Medina no opta por el desborde de la luz, en su obra los colores se complementan de tal manera que terminan creando un clima psicológico y una estética fiel a los temas que aborda. Una combinatoria de cromáticas terrosas y ocres destacan torsos, rostros y manos. Con él, uno aprende a valorar el efecto discrecional de la luz, destellos austeros que revelan los cuerpos y las formas. Lo que no quiere decir que en algunos de sus trabajos –sobre el Carnaval de Oruro, por ejemplo– los colores no desplieguen una luminosidad y tonalidad intensas, inspirados en el poder centelleante de la fiesta.

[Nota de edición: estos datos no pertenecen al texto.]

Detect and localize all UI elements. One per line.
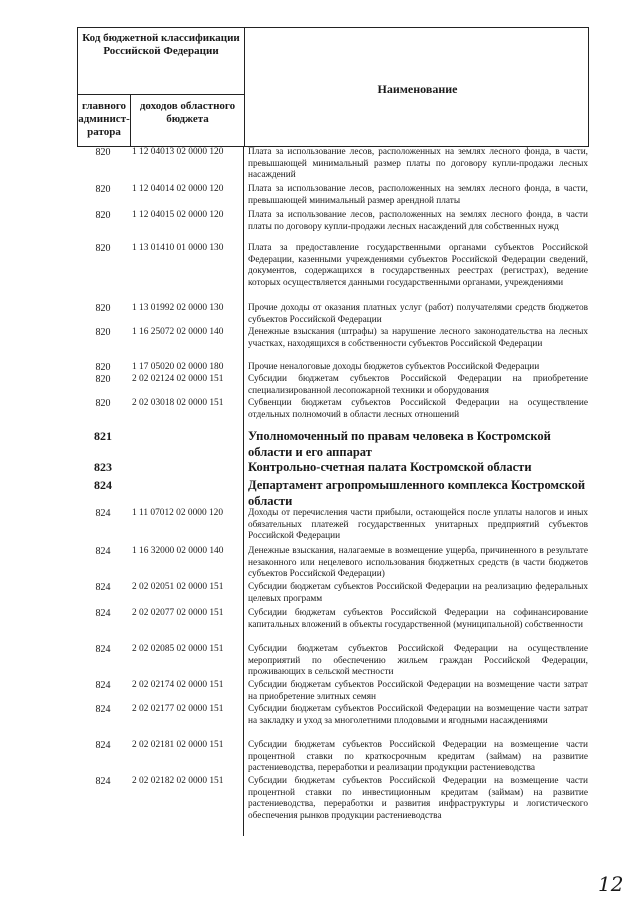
admin-code: 824 <box>95 776 111 787</box>
income-name: Субсидии бюджетам субъектов Российской Федерации на осуществление мероприятий по обеспечению жильем граждан Российской Федерации, проживающих в сельской местности <box>248 644 588 677</box>
income-code: 1 13 01992 02 0000 130 <box>132 303 224 313</box>
income-code: 2 02 02177 02 0000 151 <box>132 704 224 714</box>
admin-code: 821 <box>94 429 112 443</box>
table-header <box>77 27 589 147</box>
section-heading: Департамент агропромышленного комплекса Костромской области <box>248 478 586 508</box>
admin-code: 824 <box>95 582 111 593</box>
section-heading: Уполномоченный по правам человека в Костромской области и его аппарат <box>248 429 551 459</box>
admin-code: 824 <box>95 680 111 691</box>
income-code: 1 17 05020 02 0000 180 <box>132 362 224 372</box>
income-code: 1 12 04014 02 0000 120 <box>132 184 224 194</box>
income-name: Денежные взыскания, налагаемые в возмещение ущерба, причиненного в результате незаконного или нецелевого использования бюджетных средств (в части бюджетов субъектов Российской Федерации) <box>248 546 588 579</box>
income-code: 1 16 32000 02 0000 140 <box>132 546 224 556</box>
income-code: 2 02 02077 02 0000 151 <box>132 608 224 618</box>
income-code: 2 02 02182 02 0000 151 <box>132 776 224 786</box>
income-name: Субсидии бюджетам субъектов Российской Федерации на возмещение части затрат на закладку и уход за многолетними плодовыми и ягодными насаждениями <box>248 704 588 726</box>
income-code: 2 02 02051 02 0000 151 <box>132 582 224 592</box>
admin-code: 824 <box>95 608 111 619</box>
admin-code: 820 <box>95 362 111 373</box>
income-code: 2 02 02085 02 0000 151 <box>132 644 224 654</box>
income-name: Прочие доходы от оказания платных услуг (работ) получателями средств бюджетов субъектов Российской Федерации <box>248 303 588 325</box>
admin-code: 824 <box>95 546 111 557</box>
income-name: Плата за предоставление государственными органами субъектов Российской Федерации, казенными учреждениями субъектов Российской Федерации сведений, документов, содержащихся в государственных реестрах (регистрах), ведение которых осуществляется данными государственными органами, учреждениями <box>248 243 588 288</box>
income-code: 1 11 07012 02 0000 120 <box>132 508 224 518</box>
income-code: 1 12 04013 02 0000 120 <box>132 147 224 157</box>
income-name: Плата за использование лесов, расположенных на землях лесного фонда, в части платы по договору купли-продажи лесных насаждений для собственных нужд <box>248 210 588 232</box>
admin-code: 824 <box>94 478 112 492</box>
income-name: Субсидии бюджетам субъектов Российской Федерации на реализацию федеральных целевых программ <box>248 582 588 604</box>
income-code: 2 02 02181 02 0000 151 <box>132 740 224 750</box>
admin-code: 824 <box>95 508 111 519</box>
income-code: 1 16 25072 02 0000 140 <box>132 327 224 337</box>
income-name: Субвенции бюджетам субъектов Российской Федерации на осуществление отдельных полномочий в области лесных отношений <box>248 398 588 420</box>
admin-code: 820 <box>95 184 111 195</box>
name-column-header: Наименование <box>377 82 458 96</box>
admin-code: 824 <box>95 704 111 715</box>
admin-code: 820 <box>95 243 111 254</box>
section-heading: Контрольно-счетная палата Костромской области <box>248 460 532 474</box>
admin-code: 820 <box>95 147 111 158</box>
income-name: Субсидии бюджетам субъектов Российской Федерации на возмещение части процентной ставки по краткосрочным кредитам (займам) на развитие растениеводства, переработки и реализации продукции растениеводства <box>248 740 588 773</box>
income-name: Денежные взыскания (штрафы) за нарушение лесного законодательства на лесных участках, находящихся в собственности субъектов Российской Федерации <box>248 327 588 349</box>
income-code: 1 12 04015 02 0000 120 <box>132 210 224 220</box>
admin-code: 820 <box>95 210 111 221</box>
income-code: 1 13 01410 01 0000 130 <box>132 243 224 253</box>
budget-code-header: Код бюджетной классификации Российской Федерации <box>82 32 240 57</box>
income-name: Плата за использование лесов, расположенных на землях лесного фонда, в части, превышающей минимальный размер платы по договору купли-продажи лесных насаждений <box>248 147 588 180</box>
income-code: 2 02 03018 02 0000 151 <box>132 398 224 408</box>
income-name: Плата за использование лесов, расположенных на землях лесного фонда, в части, превышающей минимальный размер арендной платы <box>248 184 588 206</box>
income-code: 2 02 02124 02 0000 151 <box>132 374 224 384</box>
admin-code: 823 <box>94 460 112 474</box>
income-name: Субсидии бюджетам субъектов Российской Федерации на софинансирование капитальных вложений в объекты государственной (муниципальной) собственности <box>248 608 588 630</box>
income-name: Субсидии бюджетам субъектов Российской Федерации на приобретение специализированной лесопожарной техники и оборудования <box>248 374 588 396</box>
income-name: Субсидии бюджетам субъектов Российской Федерации на возмещение части затрат на приобретение элитных семян <box>248 680 588 702</box>
admin-code: 820 <box>95 327 111 338</box>
admin-code: 820 <box>95 374 111 385</box>
income-name: Прочие неналоговые доходы бюджетов субъектов Российской Федерации <box>248 362 540 372</box>
income-code: 2 02 02174 02 0000 151 <box>132 680 224 690</box>
income-column-header: доходов областного бюджета <box>139 100 236 125</box>
admin-column-header: главного админист-ратора <box>78 100 130 138</box>
page-number: 12 <box>598 872 624 896</box>
income-name: Доходы от перечисления части прибыли, остающейся после уплаты налогов и иных обязательных платежей государственных унитарных предприятий субъектов Российской Федерации <box>248 508 588 541</box>
admin-code: 820 <box>95 398 111 409</box>
admin-code: 824 <box>95 740 111 751</box>
admin-code: 824 <box>95 644 111 655</box>
admin-code: 820 <box>95 303 111 314</box>
income-name: Субсидии бюджетам субъектов Российской Федерации на возмещение части процентной ставки по инвестиционным кредитам (займам) на развитие растениеводства, переработки и развития инфраструктуры и логистического обеспечения рынков продукции растениеводства <box>248 776 588 821</box>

La mirada de afuera, en cambio, traduce la marca estilística y formal de su pintura: lo aprehendido en la academia y la incidencia del contexto histórico bajo influjo de la revolución del 52, que pretende una orientación más social del arte y particularmente de la pintura.
La mirada universal del arte moderno que trajo el muralismo mexicano permite explorar nuestro arte vernacular imprimiendo su carácter pedagógico y revolucionario; sobre todo Diego Rivera que se consubstanció con el indigenismo de Miguel Alandia Pantoja. Medina se mueve en esta aguas, pero con características propias. Mantiene un cercano paralelismo con la obra de Humberto Jaimes Zuna y el Grupo Anteo, especialmente con Jorge Imaná, que no dejaban de desplegar sus pinturas bajo una vertiente social. Tampoco puede abstraerse su relación personal con Oswaldo Guayasamín, quién –con los rostros y manos crispadas en primer plano– compartió una estética y una in/tensión social con nuestro pintor.

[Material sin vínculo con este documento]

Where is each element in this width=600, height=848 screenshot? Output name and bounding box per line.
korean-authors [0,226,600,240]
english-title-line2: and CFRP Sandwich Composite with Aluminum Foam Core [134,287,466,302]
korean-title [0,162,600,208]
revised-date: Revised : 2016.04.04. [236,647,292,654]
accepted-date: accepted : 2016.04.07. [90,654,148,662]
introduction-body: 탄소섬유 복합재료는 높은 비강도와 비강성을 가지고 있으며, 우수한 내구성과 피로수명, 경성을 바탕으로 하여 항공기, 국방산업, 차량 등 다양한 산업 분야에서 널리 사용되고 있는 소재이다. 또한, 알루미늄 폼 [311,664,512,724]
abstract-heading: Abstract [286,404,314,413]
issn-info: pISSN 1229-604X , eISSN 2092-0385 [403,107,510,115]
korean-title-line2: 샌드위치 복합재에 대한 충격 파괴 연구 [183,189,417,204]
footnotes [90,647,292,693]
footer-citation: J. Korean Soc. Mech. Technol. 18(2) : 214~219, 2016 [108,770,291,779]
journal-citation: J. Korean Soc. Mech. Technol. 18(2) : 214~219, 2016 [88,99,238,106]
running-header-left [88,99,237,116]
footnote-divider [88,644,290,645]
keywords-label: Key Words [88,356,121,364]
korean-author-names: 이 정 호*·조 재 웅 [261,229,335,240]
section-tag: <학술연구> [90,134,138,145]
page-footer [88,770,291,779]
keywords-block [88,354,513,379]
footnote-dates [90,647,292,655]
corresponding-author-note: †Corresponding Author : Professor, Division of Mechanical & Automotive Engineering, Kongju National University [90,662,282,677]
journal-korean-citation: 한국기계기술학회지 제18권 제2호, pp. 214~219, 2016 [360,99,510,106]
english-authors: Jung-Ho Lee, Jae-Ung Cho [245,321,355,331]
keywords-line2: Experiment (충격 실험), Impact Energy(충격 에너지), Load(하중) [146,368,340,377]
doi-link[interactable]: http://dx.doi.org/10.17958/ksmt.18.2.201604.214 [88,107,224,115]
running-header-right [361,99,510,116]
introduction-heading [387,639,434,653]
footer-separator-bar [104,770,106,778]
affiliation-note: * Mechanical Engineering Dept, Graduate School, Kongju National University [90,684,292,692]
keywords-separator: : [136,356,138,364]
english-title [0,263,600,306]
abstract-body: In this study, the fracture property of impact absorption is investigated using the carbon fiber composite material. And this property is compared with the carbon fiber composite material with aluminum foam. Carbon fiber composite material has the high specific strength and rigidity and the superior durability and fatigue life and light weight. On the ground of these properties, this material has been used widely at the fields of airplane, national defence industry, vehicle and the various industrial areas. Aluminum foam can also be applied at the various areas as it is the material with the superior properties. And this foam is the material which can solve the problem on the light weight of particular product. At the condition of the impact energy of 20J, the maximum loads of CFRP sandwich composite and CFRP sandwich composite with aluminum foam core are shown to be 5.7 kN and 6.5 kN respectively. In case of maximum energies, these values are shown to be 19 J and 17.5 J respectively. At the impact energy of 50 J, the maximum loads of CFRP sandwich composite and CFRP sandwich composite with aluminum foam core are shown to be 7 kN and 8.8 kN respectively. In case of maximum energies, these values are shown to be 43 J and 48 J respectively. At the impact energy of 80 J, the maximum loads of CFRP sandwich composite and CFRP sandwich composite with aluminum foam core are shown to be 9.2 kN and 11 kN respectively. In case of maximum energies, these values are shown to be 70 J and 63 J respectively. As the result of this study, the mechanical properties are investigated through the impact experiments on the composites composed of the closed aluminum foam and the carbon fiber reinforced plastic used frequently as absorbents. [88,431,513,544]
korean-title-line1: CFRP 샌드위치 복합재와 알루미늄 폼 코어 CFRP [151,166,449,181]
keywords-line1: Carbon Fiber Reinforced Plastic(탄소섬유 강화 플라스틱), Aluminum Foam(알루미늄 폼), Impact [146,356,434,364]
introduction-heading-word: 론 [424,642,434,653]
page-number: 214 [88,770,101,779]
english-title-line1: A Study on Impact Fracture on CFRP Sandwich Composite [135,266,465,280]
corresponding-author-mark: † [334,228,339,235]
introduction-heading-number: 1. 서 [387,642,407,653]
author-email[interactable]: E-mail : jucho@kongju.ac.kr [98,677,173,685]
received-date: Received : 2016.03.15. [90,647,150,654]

En la obra de Alberto Medina se expresa el sufrimiento de un pueblo, producto de la explotación, que precisamente no condesciende a la lucha ni al fervor de la movilización disruptiva, como en el mexicano José Clemente Orozco o el boliviano Alandia Pantoja. A su vez, la textura de no pocos de sus lienzos se insinúa bajo el aura del expresionismo abstracto, técnica que nos recuerda el action painting de Jakson Pollock. Así, conjuga el pasado con expresiones contemporáneas del arte, incluso donde no dejan de percibirse manifiestas resonancias cubistas. No resulta extraño este panorama de influencia externa. Recordemos que además de años de labor docente, más su presencia en el mayo del 68 francés –donde realizó estudios de especialidad y participó activamente de la revuelta– lo mantuvieron vinculado a corrientes y artistas de vanguardia. De ahí que su mirada hacia afuera sea diversa y termine conjugándose con su mirada de adentro.

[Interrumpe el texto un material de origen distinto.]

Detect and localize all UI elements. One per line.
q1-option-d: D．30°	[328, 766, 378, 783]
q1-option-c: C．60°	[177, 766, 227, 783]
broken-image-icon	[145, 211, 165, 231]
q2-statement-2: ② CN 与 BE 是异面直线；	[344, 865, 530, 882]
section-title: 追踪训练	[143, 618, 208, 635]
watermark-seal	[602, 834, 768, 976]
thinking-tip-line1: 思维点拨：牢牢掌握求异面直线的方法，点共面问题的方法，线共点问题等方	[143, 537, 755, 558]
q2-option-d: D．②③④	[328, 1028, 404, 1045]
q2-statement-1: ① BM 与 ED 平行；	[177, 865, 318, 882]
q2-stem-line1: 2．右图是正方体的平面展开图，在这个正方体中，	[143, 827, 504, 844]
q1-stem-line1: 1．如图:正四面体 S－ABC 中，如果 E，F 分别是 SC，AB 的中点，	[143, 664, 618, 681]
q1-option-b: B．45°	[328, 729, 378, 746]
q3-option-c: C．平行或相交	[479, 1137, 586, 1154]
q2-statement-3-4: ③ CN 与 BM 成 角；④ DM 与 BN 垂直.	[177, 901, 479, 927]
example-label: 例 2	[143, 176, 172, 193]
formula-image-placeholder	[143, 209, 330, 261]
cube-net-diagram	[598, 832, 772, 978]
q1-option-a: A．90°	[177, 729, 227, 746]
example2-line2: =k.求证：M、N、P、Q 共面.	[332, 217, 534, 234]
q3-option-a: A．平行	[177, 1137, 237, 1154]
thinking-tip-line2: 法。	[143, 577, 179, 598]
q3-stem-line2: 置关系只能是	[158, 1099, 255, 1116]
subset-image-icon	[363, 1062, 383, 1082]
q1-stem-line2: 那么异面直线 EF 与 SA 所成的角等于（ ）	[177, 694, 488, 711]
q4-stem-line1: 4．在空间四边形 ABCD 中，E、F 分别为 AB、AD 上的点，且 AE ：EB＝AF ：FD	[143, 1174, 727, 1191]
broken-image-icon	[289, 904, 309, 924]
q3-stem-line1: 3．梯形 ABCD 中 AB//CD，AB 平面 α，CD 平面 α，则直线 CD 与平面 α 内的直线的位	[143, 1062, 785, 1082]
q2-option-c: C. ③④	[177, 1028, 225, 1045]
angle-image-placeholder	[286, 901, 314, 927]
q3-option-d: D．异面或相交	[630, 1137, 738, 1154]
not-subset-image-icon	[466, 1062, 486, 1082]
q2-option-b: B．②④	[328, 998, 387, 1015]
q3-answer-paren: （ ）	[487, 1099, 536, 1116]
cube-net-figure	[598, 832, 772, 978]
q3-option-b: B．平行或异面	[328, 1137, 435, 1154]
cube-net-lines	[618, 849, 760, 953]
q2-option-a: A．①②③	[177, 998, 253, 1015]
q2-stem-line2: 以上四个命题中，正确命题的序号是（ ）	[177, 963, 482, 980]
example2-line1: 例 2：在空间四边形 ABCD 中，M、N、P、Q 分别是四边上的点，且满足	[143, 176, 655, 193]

Medina ha experimentado con otros géneros plásticos como la acuarela, el grabado, el esmalte, la escultura, el dibujo. Ha ensayado en diferentes materiales como la cerámica, la chatarra e inclusive el hueso. Creó, además, constructos propios y atípicos bajo el marbete de “ocurrencias”, mediante las que remonta su propio estilo apostando por la experimentación con atisbos naif. La exploración del arte naipe ha desplegado obras que desafían una mirada plural, convocando diferentes perspectivas de lectura, desde una composición polivalente del espacio pictórico.
Un paseo atento por la obra de Medina permite percibir, más que fases, una incesante búsqueda de formas expresivas; es decir, libertad de desplazamiento entre diferentes alternativas plásticas. Si el leitmotiv temático es más o menos estable, no lo son los géneros, técnicas, cromáticas y uso de materiales; en cada uno de ellos el artista indaga, reinventa, genera coaliciones imprevisibles. Tanto son útiles un trajinado periódico, una madera deshechada, el afiche que es objeto de un re-make, como la escultura labrada en hueso. De este modo, parte fundamental de su lenguaje plástico es producto de una búsqueda heterodoxa, lo que revela una actitud abierta y de permanente experimentación creativa.
La obra del pintor orureño Alberto Medina Mendieta es extensa como intensa. Es una obra que traduce una búsqueda incesante, una obra en la que es posible mirar el país, sus rostros, sus zonas trágicas y luminosas. También es un lenguaje que no se detiene en irnos revelando la complejidad que somos, el espíritu que nos habita.